Subsequently he was quickest in pre-season testing at Estoril. But producing in testing was one thing, to perform in the cauldron of a GP weekend especially back in the country where he was for so long confined to hospital presented the ultimate test.
He confesses the tension got to him.
“Sitting in the aeroplane before I landed in Melbourne I was looking out the window, seeing Australia, and my mind was thinking, ‘This is the country where you had a big shunt. Then you just tell yourself, ‘Don’t think about it. Close the curtains and just don’t look out’. If you do start thinking about it your emotions can have too much effect on you and you never know what’s going to happen. It’s very tricky. Very difficult. One good thing was that going around the track on the driver parade I realised how many fans I have in Australia. That gave me a lot of courage, a lot of strength to continue.”
Left stunned by his driver’s pace in testing, an upbeat McLaren boss Ron Dennis claimed, “The accident has matured Mika a bit. He is more professional than before.”
Asked whether he had changed, the Finn responded: “Yeah, my hair is a bit shorter!” but the humour was forced, and for much the Melbourne weekend the usual ready smile was nowhere to be seen.
“Probably I have changed,” he admits in a moment of reflection, “but it’s always hard to see the changes in yourself. You just think to yourself, ‘I’m always the same guy, the same person’, until somebody comes and says, ‘What’s going on with you?’
“When you have something like that [the accident] it naturally changes your life a bit; changes your thinking on anything. Maybe when I am out on a racetrack I am not taking so many risks I am more calculating – I used to take them every lap; now it’s maybe every second lap.”
Sceptics were quick to pounce on the fact that he was clearly ill at ease with the media. At a brief conference he virtually retreated inside his shell, showing evident distress as the battery of flash guns were fired off in his direction. “It’s very uncomfortable to try and start talking about some important things in your life to somebody else if there are 15 cameras flashing in front of you,” he explained afterwards.
Rosberg betrays little surprise when the news of Mika’s reaction is relayed to him. ”He was scared,” he says candidly. “Scared to face people and hear them saying, ‘Is he still able to do it?’ He’s been to hell and back.
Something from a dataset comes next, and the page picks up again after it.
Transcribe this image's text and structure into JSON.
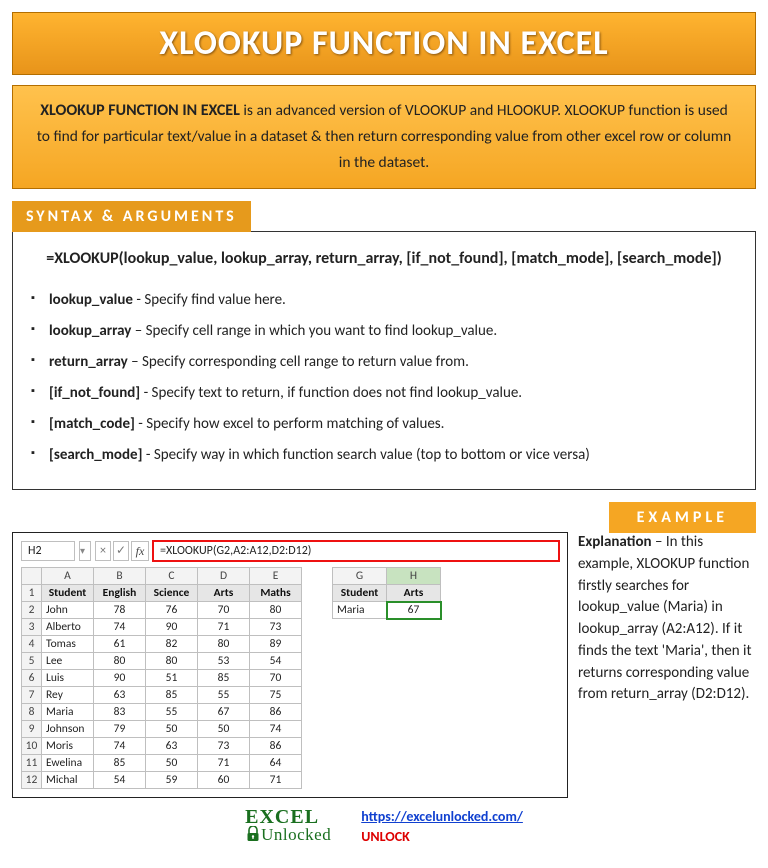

He’s just spent two months alone with his girlfriend with nothing to do all day but read the horror stories in the papers. Of course he was uncomfortable. Put yourself on a platform with the whole world staring at you for a weakness, wondering if you could still see like you used to or not. How would you feel?
“Just to be here and finish this race was my personal victory.”
“He is still very nervous of people, worried about the world saying he is no longer able to race. You know that it only takes a bad run now and people are immediately saying, ‘Hey, hey, poor Mika. He hasn’t got it any more…
Has he still got what it takes? On the evidence of Melbourne you would have to say ‘yes’. As is customary, Hakkinen languished well down the timesheets for most of qualifying, only to produce that one-off late lap that infuriates team-mates and technicians alike. Having out-qualified David Coulthard who, not so many months ago, was spoiling Damon Hill’s title challenge he outraced him too. In the circumstances, with a car that isn’t yet a front-runner, you could have asked no more but to start fifth and finish in the same position. If McLaren had problems in Australia, the finger couldn’t be pointed in his direction.
“I think he did a good job to keep those guys behind him in the race,” sums up Rosberg. “Coulthard was struggling to get past a Footwork, Mika was losing two and a half seconds a lap to the leaders. One slip and he would have been ninth. I’m happy and proud of his determination. He did a good job.”
After the race the Finn admitted he had mixed feelings. “It’s difficult,” he mused, “because some people are saying this comeback is a sensation. It’s not. I don’t call fifth place a sensation. But in another sense just to be here and finish this race was my personal victory.”
When he spoke to Rosberg that night, he was more annoyed than he was elated, and his comments to the press before he left the track betrayed his disappointment. “The car’s not quick enough,” he said bluntly. “At the end of the race I was really tired, which I think is natural anyway, but I also think I did more work than anybody else out there! The car wasn’t exactly like it should have been. Now it’s up to the engineers and designers to give David and myself a car that is capable of competing.
“I’m not after finishing fifth or third, or something like that. I’m not interested and I don’t want it. That’s not I want from my career. I want to win and there’s nothing else that counts.”